One of the most enduring aspects of surrealist director Quentin Dupieux is how loyal he has been to the “no reason” mantra that he stated in Rubber. The sense is that things make no sense, and that is what sets his films apart. Despite having narrative structure, the rest of the content is pure chaos and challenges cinema with comedic weirdness. It may not always work, but ambitions sometimes trump quality in his films in ways that seem admirable. He makes the stories that he wants to, including his latest: a spin-off from the enjoyable Wrong called Wrong Cops. It may be his most grounded in realism, but it is also his most problematic.
As a whole, the film feels like Dupieux’s version of the Police Academy franchise by way of Training Day. The film features a crew of corrupt police officers as they deal with absurd situations. The most notable is a dying man who an officer passes onto various coworkers and gives the story a sense of unity. Much like Police Academy, the merit comes in the gimmicky performances. Unlike Police Academy, there isn’t a moral anchor to make this feel like a legitimate police department. Everyone is insane and it makes the believability somewhat frayed, notably as there isn’t any back story to justify its shadiness. They just happen to be that way.
However, the Dupieux magic manages to survive in the general premise. Duke (Mark Burnham) manages to be one of the most ridiculously corrupt cops in movie history. Selling drugs in rat carcasses and playing bad techno music in his underwear after kidnapping people, he manages to be the aggressive appeal of the bad cop realm. He is incredibly ignorant, racist, and homophobic to the point of annoyance. His bully behavior may be laid on too thick at times to the point that the other performers look saintly by nature. The humor may work contextually in the bad cop premise established, but it also hides the fact that this film is a totem pole of corrupt characters without a base of morality.

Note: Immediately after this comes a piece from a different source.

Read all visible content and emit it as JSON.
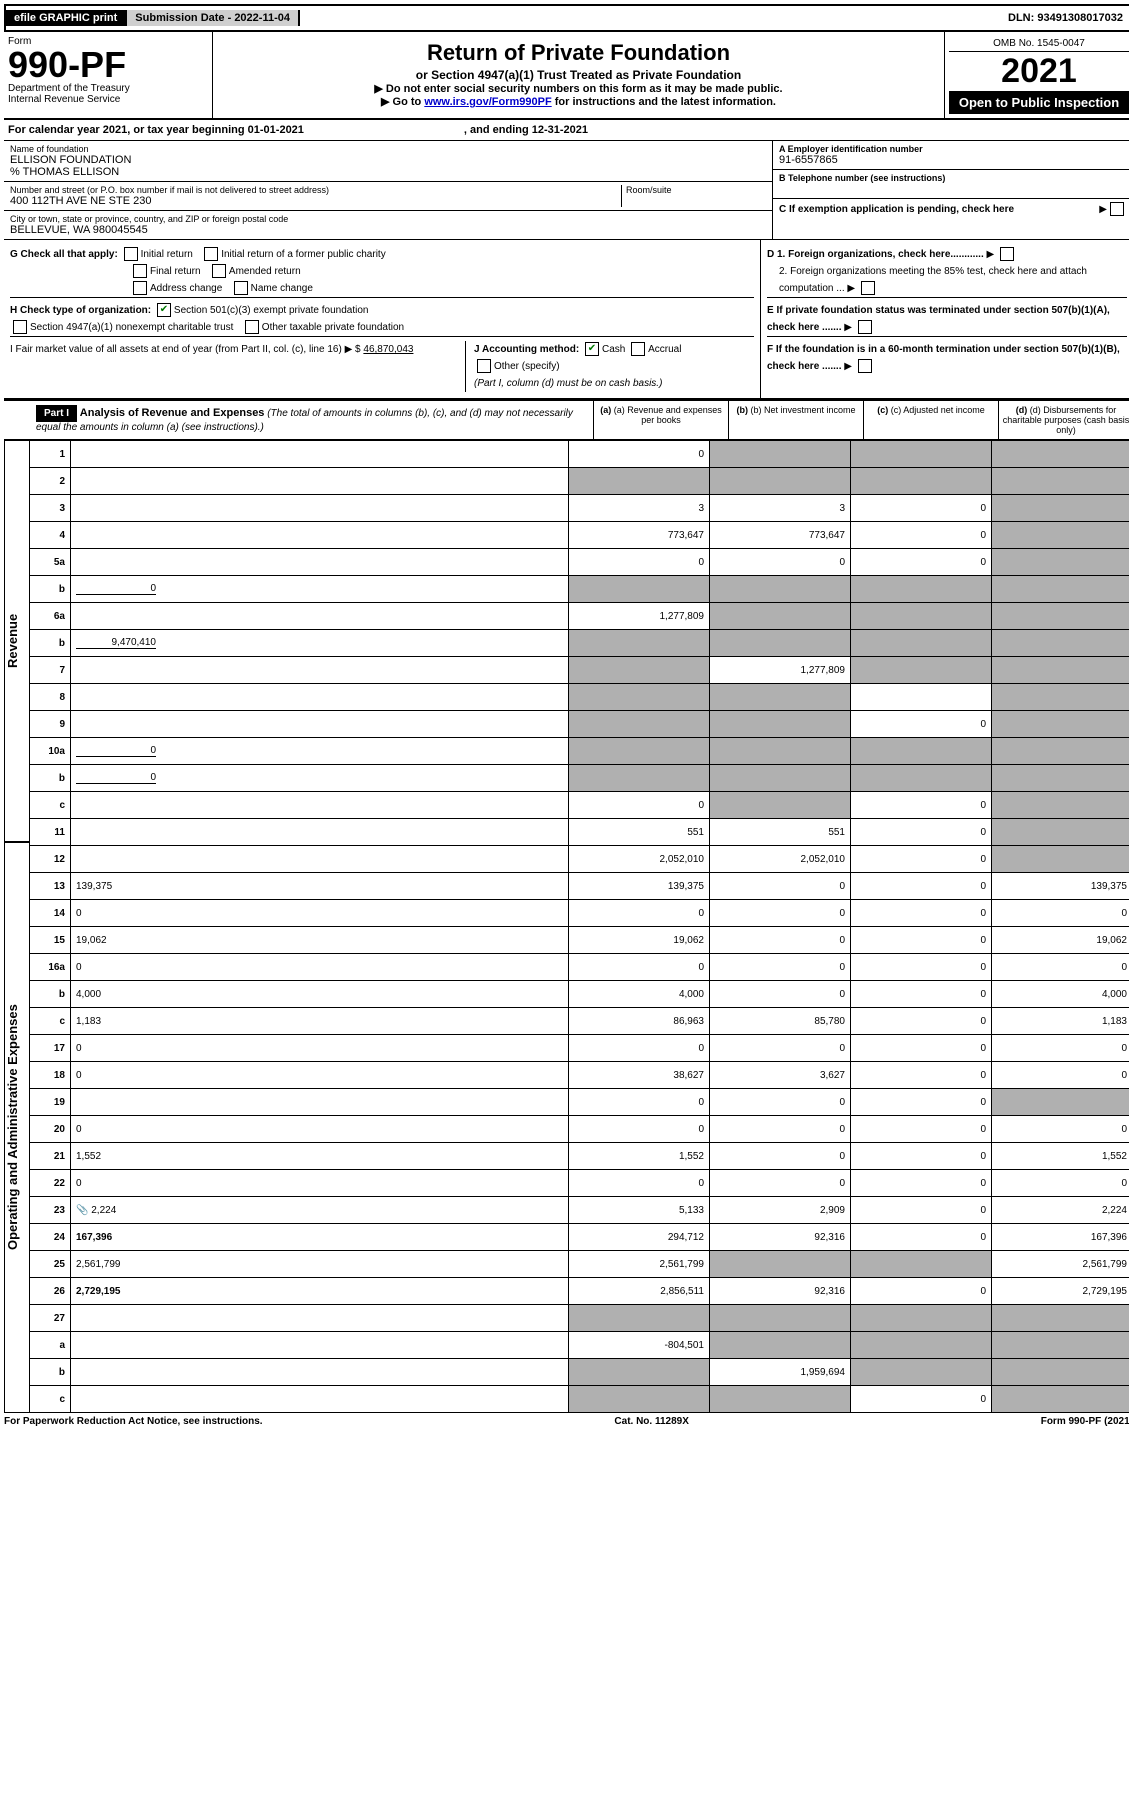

With exception to a brief cameo by Jack Plotnik, it is hard to decipher this as a spin-off of Wrong. There are a lot of problematic elements simply because there isn’t a resolution to counteract the badness. The events happen without much resolution or any momentous achievement by a single character. Even if the film attempts to tie into his other films, it is about as loose as most of the story, which plays like comedic vignettes that are hit and miss. The film also attempts to explore the meta realm of cinema-to-realism by analyzing how cop films work. Unlike the brilliant moments of Rubber, these comments are established and never resolved. It could just be that like the cops, it is meant to be lazy.
Even the soundtrack almost feels like it was given meta commentary. After Rough (Eric Judor) plays a demo to a potential buyer (Kurt Fuller), it turns into a scene detailing how bad the music is. Dupieux’s musical alter-ego Mr. Oizo provides the score consisting of cheap sounding synthesizer with quick, driving notes. As the scene progresses, it is hard to dissect the comments towards Rough from the actual soundtrack, as it feels cheap and not as inventively weird as Mr. Oizo’s work on Wrong. By commenting on the soundtrack, the film almost seems to be apologizing for it. In a sense, the performers also seem to apologize for Wrong Cops with these analogies by slowly dissecting various flaws in the story that are supposed to be meta, but feel more like production notes.
There is some charm in the resulting film still, notably in the dying man (Daniel Quinn) subplot in which he gets passed along from cop to cop. Even if his only purpose is to be a burden on the corrupt cops, it is delightfully weird and gives the story some semblance. It has all of the right amounts of absurdity to give the film a little moments of humor. There are intimate moments between the man and the various characters that feel strangely personal and paint a picture of the police deconstruction comedy that could have been. It is small moments like this that give the film a sense of structure in an otherwise meandering story.
The film is enjoyable, but in fleeting ways. Dupieux continues to be an intriguingly strange director with a lot of charm, but Wrong Cops just needed a more concrete story. It needed a purpose for these characters to be so foul. Duke may be enjoyably awful, but it doesn’t justify everyone else having no respect for the law. The film closes with Duke questioning a woman about misinterpreting his profound statement. It sums up the film nicely in suggesting that there are great moments in the incoherent story, but as a whole it leaves an unsatisfying confusion. The film’s hit and miss nature makes it overall a disappointment to the “no reason” way of storytelling in that by taking away the surreal elements, there doesn’t feel like a good enough reason to make this film.